When I shut down first connection node (“172.17.0.3”) and again start application output is:

And this ‘ConnectTimeoutException’ is always and is not connection with couchbase

@slodyczka.stanislaw but that makes kinda sense, right? If you have a cluster of those 3 nodes, the downed node is part of the server cluster map… so it connects to one of the other, gets a new config and then keeps trying to connect to the downed node until you bring it up again or remove it from the cluster.

We need to try reconnecting to the downed node since it contains 1/3rd of the data!

@daschl but I cannot save document in this bucket when node is down.

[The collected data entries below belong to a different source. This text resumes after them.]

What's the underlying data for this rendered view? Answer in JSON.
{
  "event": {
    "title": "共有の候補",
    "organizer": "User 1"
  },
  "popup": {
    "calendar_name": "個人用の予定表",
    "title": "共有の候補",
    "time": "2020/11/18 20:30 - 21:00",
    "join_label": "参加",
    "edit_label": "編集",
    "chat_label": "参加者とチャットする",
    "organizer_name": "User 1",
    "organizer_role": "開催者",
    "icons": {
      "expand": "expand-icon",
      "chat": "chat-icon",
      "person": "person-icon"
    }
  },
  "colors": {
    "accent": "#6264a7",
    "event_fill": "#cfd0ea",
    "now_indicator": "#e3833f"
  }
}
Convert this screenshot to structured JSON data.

of course! your downed node contains 1/3rd of the partitions, you need to either bring it up again or do failover.

@daschl so if one node is down all cluster is not to use until I run failover or run this node again?

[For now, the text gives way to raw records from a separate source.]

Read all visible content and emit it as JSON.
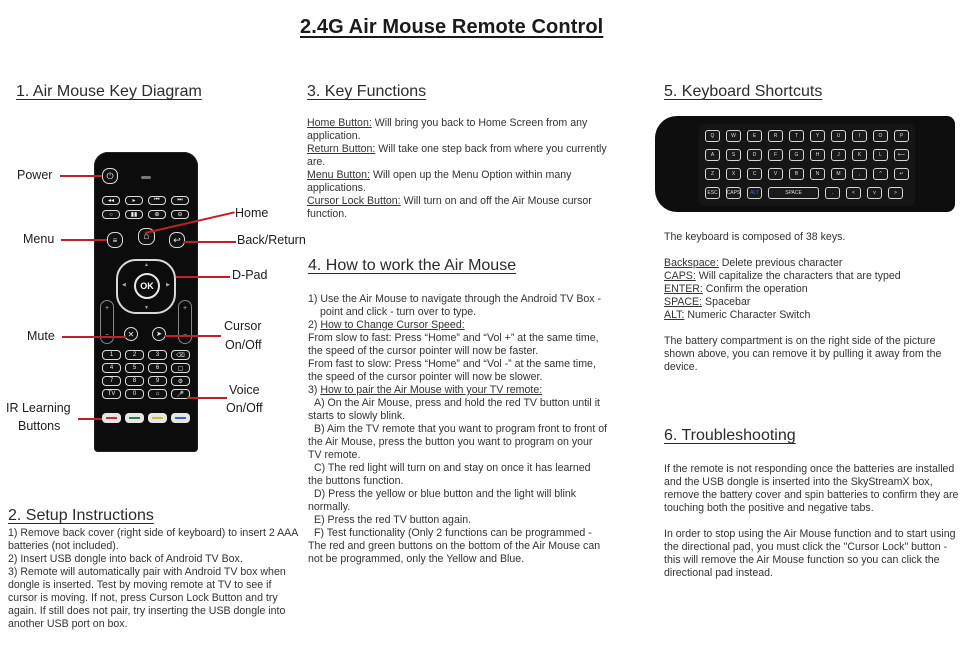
{
  "title": "2.4G Air Mouse Remote Control",
  "sections": {
    "key_diagram": {
      "heading": "1. Air Mouse Key Diagram",
      "labels": {
        "power": "Power",
        "home": "Home",
        "menu": "Menu",
        "back": "Back/Return",
        "dpad": "D-Pad",
        "mute": "Mute",
        "cursor_1": "Cursor",
        "cursor_2": "On/Off",
        "voice_1": "Voice",
        "voice_2": "On/Off",
        "ir_1": "IR Learning",
        "ir_2": "Buttons"
      },
      "remote": {
        "ok_label": "OK",
        "vol_plus": "+",
        "vol_minus": "−",
        "numpad": [
          "1",
          "2",
          "3",
          "⌫",
          "4",
          "5",
          "6",
          "▢",
          "7",
          "8",
          "9",
          "⚙",
          "TV",
          "0",
          "⌂",
          "🎤"
        ],
        "ir_colors": [
          "#c0303a",
          "#2f7a4a",
          "#c8c23a",
          "#3a5fc0"
        ]
      }
    },
    "setup": {
      "heading": "2. Setup Instructions",
      "items": [
        "1) Remove back cover (right side of keyboard) to insert 2 AAA batteries (not included).",
        "2) Insert USB dongle into back of Android TV Box.",
        "3) Remote will automatically pair with Android TV box when dongle is inserted. Test by moving remote at TV to see if cursor is moving. If not, press Curson Lock Button and try again. If still does not pair, try inserting the USB dongle into another USB port on box."
      ]
    },
    "key_functions": {
      "heading": "3. Key Functions",
      "items": [
        {
          "term": "Home Button:",
          "desc": " Will bring you back to Home Screen from any application."
        },
        {
          "term": "Return Button:",
          "desc": " Will take one step back from where you currently are."
        },
        {
          "term": "Menu Button:",
          "desc": " Will open up the Menu Option within many applications."
        },
        {
          "term": "Cursor Lock Button:",
          "desc": " Will turn on and off the Air Mouse cursor function."
        }
      ]
    },
    "how_to": {
      "heading": "4. How to work the Air Mouse",
      "step1": "1) Use the Air Mouse to navigate through the Android TV Box - point and click - turn over to type.",
      "step2_prefix": "2) ",
      "step2_title": "How to Change Cursor Speed:",
      "step2_lines": [
        "From slow to fast: Press “Home” and “Vol +” at the same time, the speed of the cursor pointer will now be faster.",
        "From fast to slow: Press “Home” and “Vol -” at the same time, the speed of the cursor pointer will now be slower."
      ],
      "step3_prefix": "3) ",
      "step3_title": "How to pair the Air Mouse with your TV remote:",
      "step3_items": [
        "A) On the Air Mouse, press and hold the red TV button until it starts to slowly blink.",
        "B) Aim the TV remote that you want to program front to front of the Air Mouse, press the button you want to program on your TV remote.",
        "C) The red light will turn on and stay on once it has learned the buttons function.",
        "D) Press the yellow or blue button and the light will blink normally.",
        "E) Press the red TV button again.",
        "F) Test functionality (Only 2 functions can be programmed - The red and green buttons on the bottom of the Air Mouse can not be programmed, only the Yellow and Blue."
      ]
    },
    "shortcuts": {
      "heading": "5. Keyboard Shortcuts",
      "keyboard_rows": [
        [
          "Q",
          "W",
          "E",
          "R",
          "T",
          "Y",
          "U",
          "I",
          "O",
          "P"
        ],
        [
          "A",
          "S",
          "D",
          "F",
          "G",
          "H",
          "J",
          "K",
          "L",
          "⟵"
        ],
        [
          "Z",
          "X",
          "C",
          "V",
          "B",
          "N",
          "M",
          ",",
          "^",
          "↵"
        ],
        [
          "ESC",
          "CAPS",
          "ALT",
          "SPACE",
          ".",
          "<",
          "v",
          ">"
        ]
      ],
      "intro": "The keyboard is composed of 38 keys.",
      "items": [
        {
          "term": "Backspace:",
          "desc": " Delete previous character"
        },
        {
          "term": "CAPS:",
          "desc": " Will capitalize the characters that are typed"
        },
        {
          "term": "ENTER:",
          "desc": " Confirm the operation"
        },
        {
          "term": "SPACE:",
          "desc": " Spacebar"
        },
        {
          "term": "ALT:",
          "desc": " Numeric Character Switch"
        }
      ],
      "battery": "The battery compartment is on the right side of the picture shown above, you can remove it by pulling it away from the device."
    },
    "troubleshooting": {
      "heading": "6. Troubleshooting",
      "para1": "If the remote is not responding once the batteries are installed and the USB dongle is inserted into the SkyStreamX box, remove the battery cover and spin batteries to confirm they are touching both the positive and negative tabs.",
      "para2": "In order to stop using the Air Mouse function and to start using the directional pad, you must click the \"Cursor Lock\" button - this will remove the Air Mouse function so you can click the directional pad instead."
    }
  },
  "colors": {
    "leader_line": "#c0202a"
  }
}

@slodyczka.stanislaw, yes. Failover “rebuilds” entire cluster excluding the dead node.
As i understand, your problem (write to the cluster in case of “dead node”) should be solved on application level for any write-call with persistence flag; see http://docs.couchbase.com/sdk-api/couchbase-java-client-2.3.5/com/couchbase/client/java/PersistTo.html (you can also read from replicas, see bucket.getFromReplica)

@egrep so if I use e.g bucket.insert(doc, PersistTo.THREE) and my nodes is replica this should resolve my problem?

@slodyczka.stanislaw,
no, in case of three nodes use PersistTo.ONE. As i understand, with three-nodes cluster (and 1 replica setup for bucket) PersistTo.THREE should never be success (you have 1 master + 1 replica = 2 copies of document; where third copy should be placed ?). Now, if 1 node dies (no matter if it is none-node,master-node or replica-node for you document) you can still successfully persist to at least one (i.e. alive master or alive replica; one of these two is definitely still alive). Make a simple experiment with failover during insertion and you’ll gonna see it by yourself.

@daschl
I am getting same issue. My couchbase client stop working after first node goes down
As you mention in your comment:

"When you have a 3 node cluster and one node is down but still part of the cluster it is expected that the client tries to reconnect to that one node until it is removed from the cluster! And if 1 node is down then 1/3 of your reads/writes won’t succeed if that node still has partitions on it, which is likely the case "

How can I remove failed node from cluster ?
I am using couchbase-client, version: 1.4.12

@nitinvavdiya if a node is down you need to fail it over in the cluster UI, this will remove it from the cluster. The SDK will pick up the topology change.

@daschl
In production we may not remove node from UI as soon as node goes down.How can I handle it?